Como disse, Another Lost Phone: Laura’s Story é a reinterpretação deste artigo, mas a forma como o formato videojogo nos leva ao engano e a estar distante do que realmente se passa com Laura é surpreendente. Onde no início vemos a preocupação e o carinho de Ben, e o receio de que o desaparecimento de Laura tenha alguma ligação com o descarrilamento de um comboio nas imediações, vai sendo tornado ainda mais real com o contacto que encontramos entre Laura e uma ex-namorada de Ben. Another Lost Phone: Laura’s Story é eficaz em fazer-nos acreditar no quão saudável é a relação do casal.

É apenas com o desbloquear dos segredos mais escondidos do smartphone de Laura que a verdade vem ao de cima, e percebemos que o seu desaparecimento foi voluntário, após chegar ao ponto de não-retorno em relação à violência do qual foi vítima.

A história é simples, mas é no seu ritmo que encaixa toda a sua beleza e excelente execução. A forma como nos deixamos submergir na vida de Laura e reconstruímos uma leitura da sua vida através do que desenterramos do seu telemóvel é verdadeiramente sublime, e consegue estar a par da envolvência do primeiro jogo.

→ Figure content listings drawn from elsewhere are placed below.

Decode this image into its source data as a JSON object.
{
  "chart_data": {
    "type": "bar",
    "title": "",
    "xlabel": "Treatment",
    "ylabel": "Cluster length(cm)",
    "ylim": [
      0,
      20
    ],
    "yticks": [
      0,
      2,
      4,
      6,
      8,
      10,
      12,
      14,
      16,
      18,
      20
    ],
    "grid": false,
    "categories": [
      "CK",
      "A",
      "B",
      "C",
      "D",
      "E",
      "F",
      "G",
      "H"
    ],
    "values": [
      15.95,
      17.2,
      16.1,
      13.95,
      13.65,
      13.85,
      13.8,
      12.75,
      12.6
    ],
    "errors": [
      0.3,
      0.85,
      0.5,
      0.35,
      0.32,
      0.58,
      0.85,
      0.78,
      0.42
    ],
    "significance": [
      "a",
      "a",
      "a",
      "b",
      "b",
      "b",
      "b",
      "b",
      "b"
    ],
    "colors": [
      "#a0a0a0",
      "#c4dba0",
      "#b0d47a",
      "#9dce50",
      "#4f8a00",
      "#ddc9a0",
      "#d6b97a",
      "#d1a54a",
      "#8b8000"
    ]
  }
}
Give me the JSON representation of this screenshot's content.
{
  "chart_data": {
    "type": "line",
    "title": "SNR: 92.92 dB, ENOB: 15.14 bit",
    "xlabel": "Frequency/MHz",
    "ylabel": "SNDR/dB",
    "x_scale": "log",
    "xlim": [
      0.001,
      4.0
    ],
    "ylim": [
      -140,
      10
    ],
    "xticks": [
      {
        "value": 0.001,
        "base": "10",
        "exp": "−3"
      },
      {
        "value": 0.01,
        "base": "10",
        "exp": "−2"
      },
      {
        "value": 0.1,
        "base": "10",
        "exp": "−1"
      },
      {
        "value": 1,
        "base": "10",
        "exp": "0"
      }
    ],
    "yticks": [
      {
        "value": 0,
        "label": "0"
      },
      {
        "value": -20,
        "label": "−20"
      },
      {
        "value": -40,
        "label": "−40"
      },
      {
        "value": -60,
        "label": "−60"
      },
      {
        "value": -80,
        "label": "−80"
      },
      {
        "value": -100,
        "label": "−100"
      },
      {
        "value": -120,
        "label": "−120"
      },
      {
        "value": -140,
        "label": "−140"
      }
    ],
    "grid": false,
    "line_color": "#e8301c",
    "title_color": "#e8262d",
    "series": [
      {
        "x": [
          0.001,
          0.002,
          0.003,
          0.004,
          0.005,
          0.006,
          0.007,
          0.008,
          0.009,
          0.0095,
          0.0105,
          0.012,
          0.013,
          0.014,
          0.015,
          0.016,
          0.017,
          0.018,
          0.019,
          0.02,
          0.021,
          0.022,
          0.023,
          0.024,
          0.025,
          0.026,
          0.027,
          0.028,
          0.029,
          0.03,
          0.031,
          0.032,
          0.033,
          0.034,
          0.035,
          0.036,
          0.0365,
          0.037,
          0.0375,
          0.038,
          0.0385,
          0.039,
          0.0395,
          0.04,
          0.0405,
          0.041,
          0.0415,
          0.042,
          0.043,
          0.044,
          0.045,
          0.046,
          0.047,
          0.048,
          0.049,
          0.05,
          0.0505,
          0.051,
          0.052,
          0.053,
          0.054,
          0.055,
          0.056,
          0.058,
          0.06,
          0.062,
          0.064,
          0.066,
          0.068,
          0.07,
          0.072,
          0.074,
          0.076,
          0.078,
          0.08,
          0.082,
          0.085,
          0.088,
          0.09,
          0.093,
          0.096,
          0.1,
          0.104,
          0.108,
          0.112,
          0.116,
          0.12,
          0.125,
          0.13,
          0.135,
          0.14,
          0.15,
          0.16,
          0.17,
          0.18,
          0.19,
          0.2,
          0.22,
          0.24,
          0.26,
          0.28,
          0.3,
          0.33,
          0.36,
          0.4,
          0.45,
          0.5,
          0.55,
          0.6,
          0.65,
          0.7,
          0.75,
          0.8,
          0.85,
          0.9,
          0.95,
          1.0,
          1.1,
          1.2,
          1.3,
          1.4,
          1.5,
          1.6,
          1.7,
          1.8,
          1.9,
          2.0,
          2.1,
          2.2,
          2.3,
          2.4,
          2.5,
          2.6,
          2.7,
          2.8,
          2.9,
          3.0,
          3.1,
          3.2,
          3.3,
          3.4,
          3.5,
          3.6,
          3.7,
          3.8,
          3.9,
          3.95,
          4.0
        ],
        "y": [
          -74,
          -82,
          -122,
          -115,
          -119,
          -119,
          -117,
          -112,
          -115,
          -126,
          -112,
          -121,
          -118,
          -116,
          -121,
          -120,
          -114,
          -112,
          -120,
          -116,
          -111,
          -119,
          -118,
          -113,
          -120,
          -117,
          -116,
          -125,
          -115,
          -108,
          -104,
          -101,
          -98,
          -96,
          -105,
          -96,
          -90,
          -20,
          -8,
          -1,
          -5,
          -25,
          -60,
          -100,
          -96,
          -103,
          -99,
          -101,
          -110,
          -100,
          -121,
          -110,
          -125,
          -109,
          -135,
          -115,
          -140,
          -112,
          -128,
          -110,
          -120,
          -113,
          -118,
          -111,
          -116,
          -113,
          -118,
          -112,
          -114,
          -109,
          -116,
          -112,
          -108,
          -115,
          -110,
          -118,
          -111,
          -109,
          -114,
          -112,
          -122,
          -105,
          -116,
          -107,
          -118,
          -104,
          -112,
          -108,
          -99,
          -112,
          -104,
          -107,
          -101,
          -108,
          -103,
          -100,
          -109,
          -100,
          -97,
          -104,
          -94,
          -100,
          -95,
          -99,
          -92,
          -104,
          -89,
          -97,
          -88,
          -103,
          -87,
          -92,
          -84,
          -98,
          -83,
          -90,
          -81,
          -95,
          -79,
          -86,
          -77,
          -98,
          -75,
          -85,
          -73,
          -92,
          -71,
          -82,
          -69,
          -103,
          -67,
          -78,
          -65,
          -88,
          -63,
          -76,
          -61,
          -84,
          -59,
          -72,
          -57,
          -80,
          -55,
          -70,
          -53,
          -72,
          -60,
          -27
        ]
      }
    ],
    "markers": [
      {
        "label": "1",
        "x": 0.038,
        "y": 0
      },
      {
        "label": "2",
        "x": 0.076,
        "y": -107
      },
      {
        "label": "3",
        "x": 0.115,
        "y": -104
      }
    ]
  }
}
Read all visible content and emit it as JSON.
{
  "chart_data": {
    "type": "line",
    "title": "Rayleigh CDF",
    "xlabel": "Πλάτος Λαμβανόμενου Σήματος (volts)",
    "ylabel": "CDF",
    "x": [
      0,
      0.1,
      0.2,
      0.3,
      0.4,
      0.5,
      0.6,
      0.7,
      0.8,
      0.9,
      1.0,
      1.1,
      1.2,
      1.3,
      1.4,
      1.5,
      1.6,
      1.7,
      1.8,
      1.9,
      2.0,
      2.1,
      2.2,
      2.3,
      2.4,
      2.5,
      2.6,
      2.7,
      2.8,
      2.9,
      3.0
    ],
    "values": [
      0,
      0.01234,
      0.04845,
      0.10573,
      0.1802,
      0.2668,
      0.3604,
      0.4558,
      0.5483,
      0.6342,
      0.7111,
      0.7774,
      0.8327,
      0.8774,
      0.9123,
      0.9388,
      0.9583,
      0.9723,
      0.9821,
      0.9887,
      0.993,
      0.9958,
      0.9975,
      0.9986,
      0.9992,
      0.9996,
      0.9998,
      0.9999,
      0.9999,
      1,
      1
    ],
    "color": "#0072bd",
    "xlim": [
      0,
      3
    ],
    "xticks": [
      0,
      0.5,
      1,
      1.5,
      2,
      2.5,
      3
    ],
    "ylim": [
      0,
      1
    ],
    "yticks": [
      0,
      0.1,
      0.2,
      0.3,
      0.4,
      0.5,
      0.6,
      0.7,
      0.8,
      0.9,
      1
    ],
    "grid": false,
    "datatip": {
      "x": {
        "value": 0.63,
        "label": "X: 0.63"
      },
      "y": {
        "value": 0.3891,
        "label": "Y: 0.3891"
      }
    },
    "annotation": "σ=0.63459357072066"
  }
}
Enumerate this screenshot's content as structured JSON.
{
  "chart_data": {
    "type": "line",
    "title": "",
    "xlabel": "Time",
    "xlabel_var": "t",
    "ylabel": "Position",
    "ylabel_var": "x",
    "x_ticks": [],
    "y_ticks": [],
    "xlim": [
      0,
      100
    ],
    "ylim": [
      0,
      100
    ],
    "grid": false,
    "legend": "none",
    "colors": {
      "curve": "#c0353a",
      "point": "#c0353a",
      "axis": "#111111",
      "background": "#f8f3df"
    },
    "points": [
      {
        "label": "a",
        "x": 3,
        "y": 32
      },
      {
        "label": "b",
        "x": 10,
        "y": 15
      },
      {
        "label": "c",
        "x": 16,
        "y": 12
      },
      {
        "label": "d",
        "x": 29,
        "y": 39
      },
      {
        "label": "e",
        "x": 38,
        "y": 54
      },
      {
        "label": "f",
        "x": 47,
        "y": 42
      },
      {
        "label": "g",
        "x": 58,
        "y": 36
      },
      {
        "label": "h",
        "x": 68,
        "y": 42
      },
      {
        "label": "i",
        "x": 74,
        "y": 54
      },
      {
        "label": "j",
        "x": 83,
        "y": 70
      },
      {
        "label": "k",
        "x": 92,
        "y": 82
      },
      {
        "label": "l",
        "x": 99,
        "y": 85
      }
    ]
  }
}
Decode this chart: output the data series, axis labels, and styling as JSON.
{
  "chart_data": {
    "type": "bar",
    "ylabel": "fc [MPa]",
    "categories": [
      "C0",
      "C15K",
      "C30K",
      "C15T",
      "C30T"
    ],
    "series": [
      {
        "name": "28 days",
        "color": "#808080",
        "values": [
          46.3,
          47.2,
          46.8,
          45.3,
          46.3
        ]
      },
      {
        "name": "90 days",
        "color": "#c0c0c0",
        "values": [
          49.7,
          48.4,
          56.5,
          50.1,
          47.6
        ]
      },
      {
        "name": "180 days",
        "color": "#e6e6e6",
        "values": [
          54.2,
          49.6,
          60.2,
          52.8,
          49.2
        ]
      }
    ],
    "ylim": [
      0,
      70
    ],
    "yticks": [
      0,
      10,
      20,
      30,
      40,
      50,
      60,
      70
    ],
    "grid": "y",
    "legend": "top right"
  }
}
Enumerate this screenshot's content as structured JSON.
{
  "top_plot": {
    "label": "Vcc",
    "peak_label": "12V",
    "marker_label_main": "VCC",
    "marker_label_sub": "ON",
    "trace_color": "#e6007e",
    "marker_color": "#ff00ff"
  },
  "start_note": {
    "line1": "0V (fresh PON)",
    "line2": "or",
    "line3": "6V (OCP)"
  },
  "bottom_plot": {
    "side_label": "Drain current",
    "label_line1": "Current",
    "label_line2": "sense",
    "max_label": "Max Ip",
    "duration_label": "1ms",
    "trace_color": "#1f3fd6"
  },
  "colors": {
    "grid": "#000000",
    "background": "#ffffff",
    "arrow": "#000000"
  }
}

Mas há algo mecânica e narrativamente atingido com este segundo jogo que me parece mais maduro e que demonstra as quase infinitas possibilidades de storytelling  que os videojogos permitem. Ao sermos meros voyeurs da devassa da vida da protagonista ausente (lembro-me por exemplo do conceito cliché do vídeo Babalon A.D. dos Cradle of Filth, onde a pessoa que descobre uma câmara abandonada acaba por perceber que ela é parte do filme que está a ver) acabamos por ter um distanciamento diferente, e é o próprio culminar da história que nos permite colocar um pé dentro dos acontecimentos, e com isso fechar o ciclo.

Another Lost Phone: Laura’s Story é uma das melhores histórias curtas que os videojogos têm para oferecer, tendo ao mesmo tempo tanto a ensinar em termos de storytelling ao mercado mainstream, mostrando que a simplicidade do meio não empalidece quando estamos perante uma excelente história para ser contada.